You’ve analyzed all potential risks of taking your dream job hundreds of miles away. You spent two weeks on the potential location, walked the neighborhoods, talked to locals; you came to the conclusion that yes, you can see yourself and your family living there. You are fully aware of all financial and tax consequences associated with your move, not only related to your compensation but to investment income, and any potential inheritance including your own death. You fully understand any issues of double taxation in case of moving abroad. The time has come to respond to the job offer, negotiate constructively in order to ensure that you’ll be protected as much as possible from the risk of the move.
The biggest risk is that your job does not come to fruition for whatever reason and that your new location does not offer enough opportunities to find a new one. In other words, you want to be protected from the financial consequences of moving back to achieve status quo ante. Since cultural issues on the job and inflated job specs reveal themselves usually within the first few months, there is a case to be made for delaying a full move of at least your family (and ideally your own) for that amount of time. When moving abroad, you should be fully protected from any tax consequences. Instead of negotiating for plum expat packages, ensure that you are protected now and later from the web of tax issues arising out of your move. Thus, there are up to three topics for you to negotiate:
1) Delay your move, at least for your family: I’ve learned that there are more stories of major disappointment after taking on a new position in a new location, than there are success stories. Avoid giving up your old home before having successfully worked in the new city for a few months. Even more important, never uproot your family before starting your new job. Negotiate with the company a stay for you in a furnished apartment or an extended -stay hotel. Negotiate the full move to happen after 3 to 6 months. Any seasoned company will accept your request and not see this as a lack of commitment. Even if you have to pay your own trips home during that time, your investment will be worth every dollar. If the job turns out to be a successful match, you can now with some confidence change the location variable for you and your family. If the job turns out to be worse than expected, you will be very, very glad, to cut your ties and contemplate next steps from your sofa in the place of the city you luckily never really left.
2) Secure protection for the event that things don’t work out: It is a sign of maturity to talk with your (prospective) employer about what happens in the unlikely possibility that things don’t’ work out. It’s a bit like having a pre-nuptial agreement – you have the best intentions, but failure could be nobody’s fault. From negotiating a “guaranteed severance” offered for some limited time period to clauses to pay for your move “home” and all related costs, make sure you will be made whole in case things don’t work out. Be aware of HR playing all kinds of tricks to shift the employment risk to you. One example: A former colleague once asked me for advice when her company wanted her to relocate to Greece. I looked at the Standard Relocation Policy and was shocked to see that this global firm would not move an employee back home from a foreign location if the person resigned while being abroad.

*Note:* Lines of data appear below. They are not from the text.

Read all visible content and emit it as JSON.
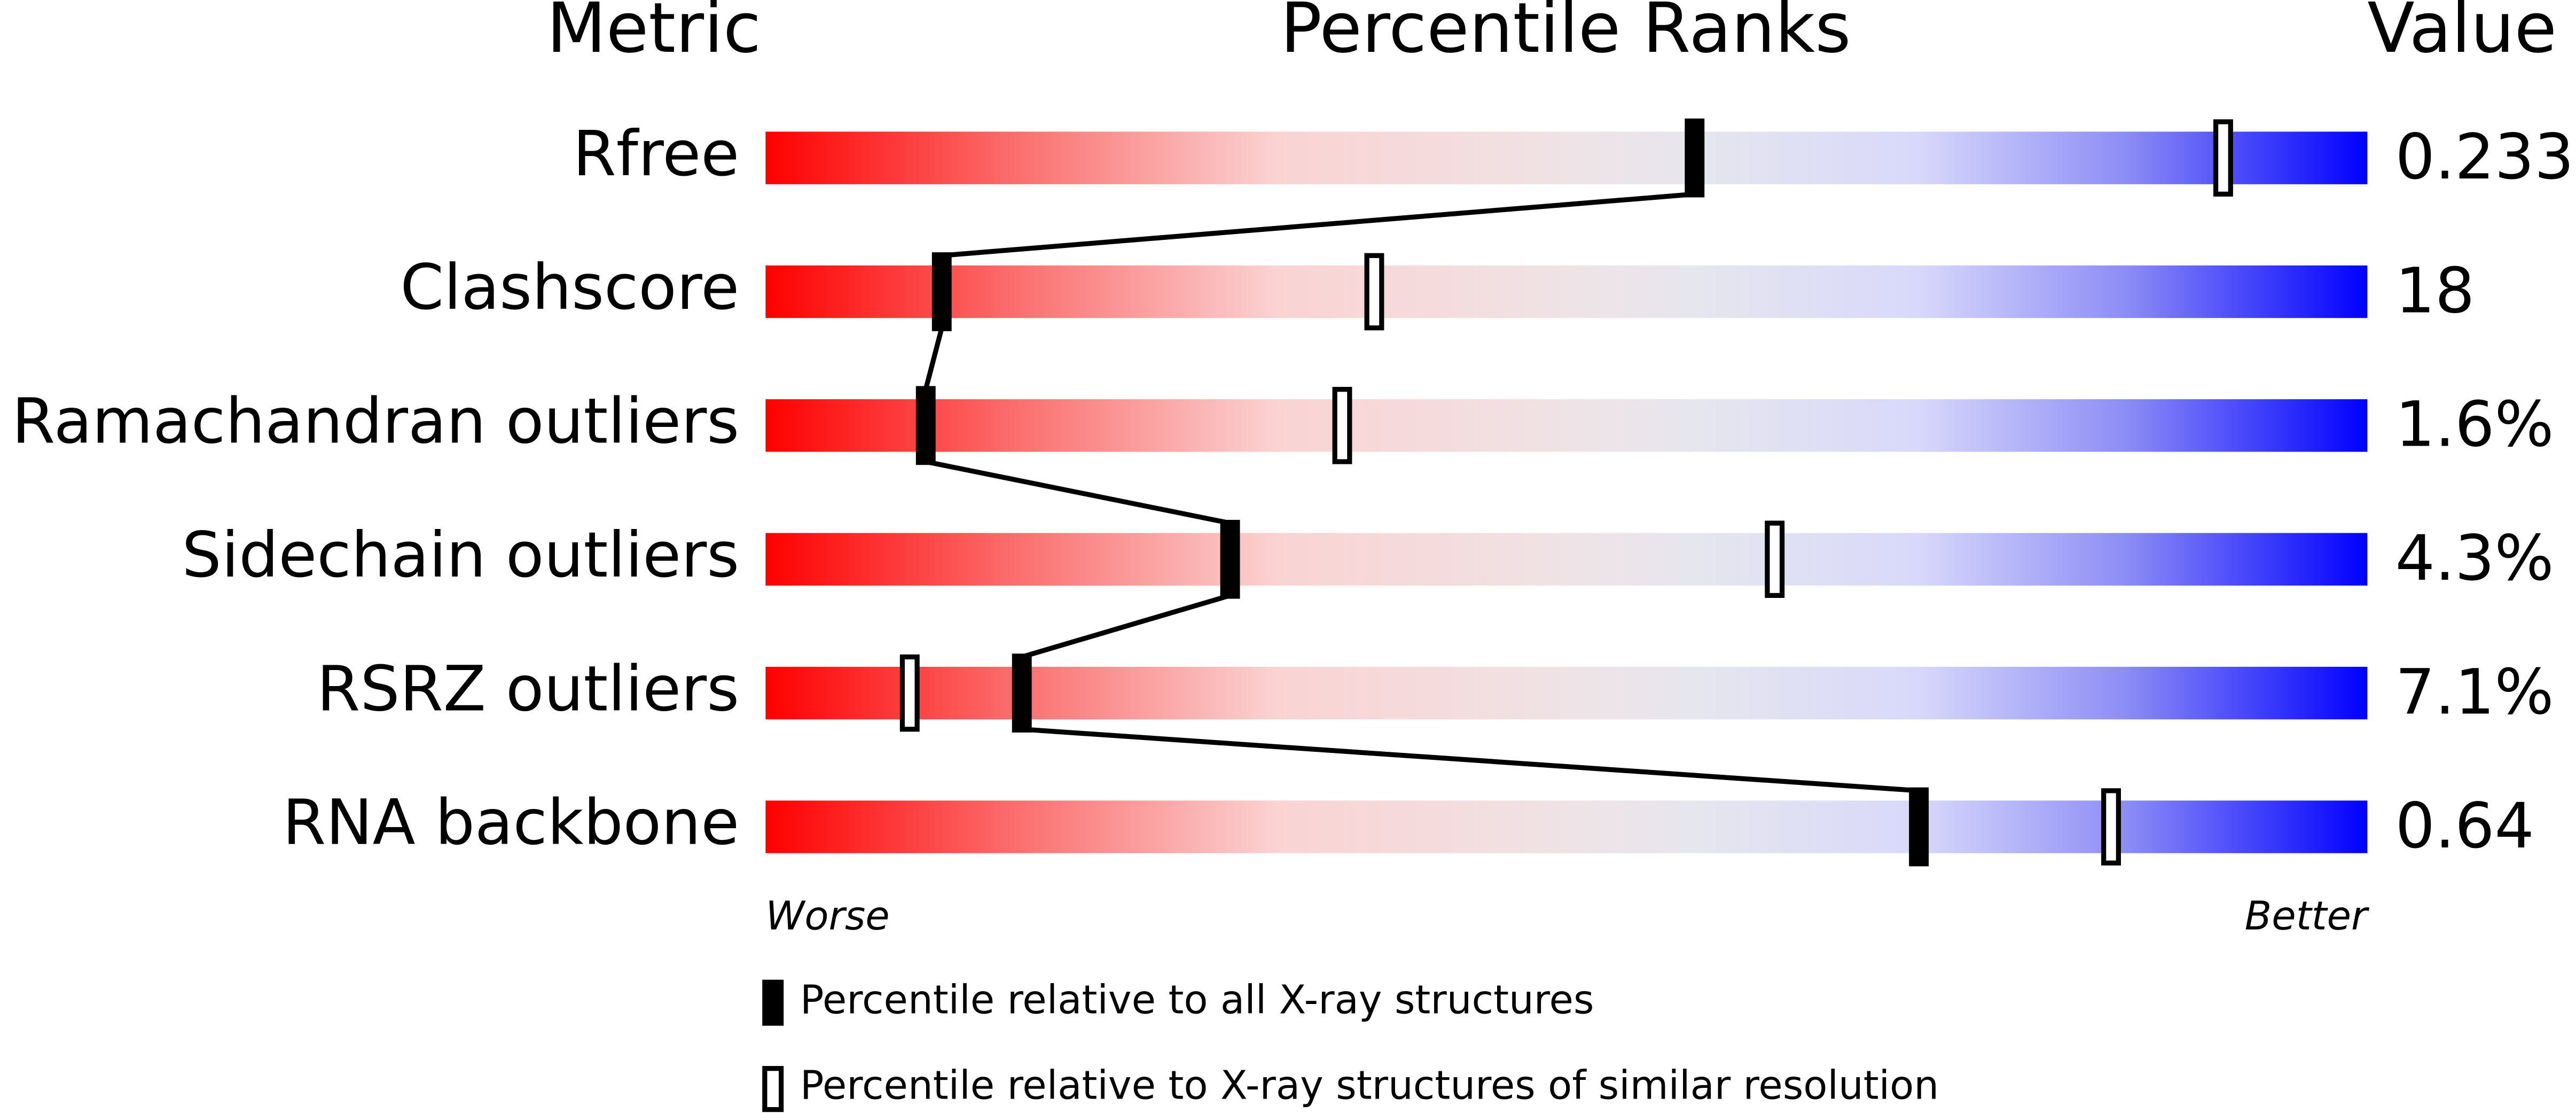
{
  "chart_data": {
    "type": "percentile",
    "headers": {
      "metric": "Metric",
      "ranks": "Percentile Ranks",
      "value": "Value"
    },
    "categories": [
      "Rfree",
      "Clashscore",
      "Ramachandran outliers",
      "Sidechain outliers",
      "RSRZ outliers",
      "RNA backbone"
    ],
    "metric_values": [
      "0.233",
      "18",
      "1.6%",
      "4.3%",
      "7.1%",
      "0.64"
    ],
    "series": [
      {
        "name": "Percentile relative to all X-ray structures",
        "color": "#000000",
        "filled": true,
        "values": [
          58,
          11,
          10,
          29,
          16,
          72
        ]
      },
      {
        "name": "Percentile relative to X-ray structures of similar resolution",
        "color": "#000000",
        "filled": false,
        "values": [
          91,
          38,
          36,
          63,
          9,
          84
        ]
      }
    ],
    "xlim": [
      0,
      100
    ],
    "worse_label": "Worse",
    "better_label": "Better"
  }
}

Since “resignation” is often negotiated or forced, such a clause is not acceptable and you should not agree to it, unless you want to be trapped abroad when things don’t go according to plan.
3) Moving abroad - get the best tax protection for a long time: Your company might offer to pay for tax preparation services during your stay abroad. If you are lucky, they’ll even offer you some kind of tax equalization for your compensation. Both are nice gestures but by far insufficient. First, consider that tax authorities have years to audit your tax return (e.g., 10 years in Germany). As a consequence, you need a guarantee that the company will pay for any future tax preparation and defense costs related to the time you are abroad….for the maximum length of time that either two tax authorities (US, foreign) can reopen your case. Second, tax equalization of your compensation might not be sufficient if you have lots of other assets or investment income. You need this to be equalized as well. Be prepared for your company to bark at this demand unless you are sufficiently high up the food chain. Then there are income taxes to be paid on housing allowances and other living costs adjustments, same goes for the taxable event of tax equalization itself; will your company reimburse you for these taxes or are you on the hook? Ensure you are sufficiently covered.
Congrats! You are now ready to go and focus on the many benefits of your new job in the new location. You know that your family will only be uprooted if things on the ground seem to be working out after the first crucial months. You can breathe easily since you know that if things fall apart later your company will make you financially whole for the “round trip”. And should you work in foreign lands, you will be able to sleep soundly the next few years as you won’t have to fear paying for any tax man chasing you long after your foreign stay is over.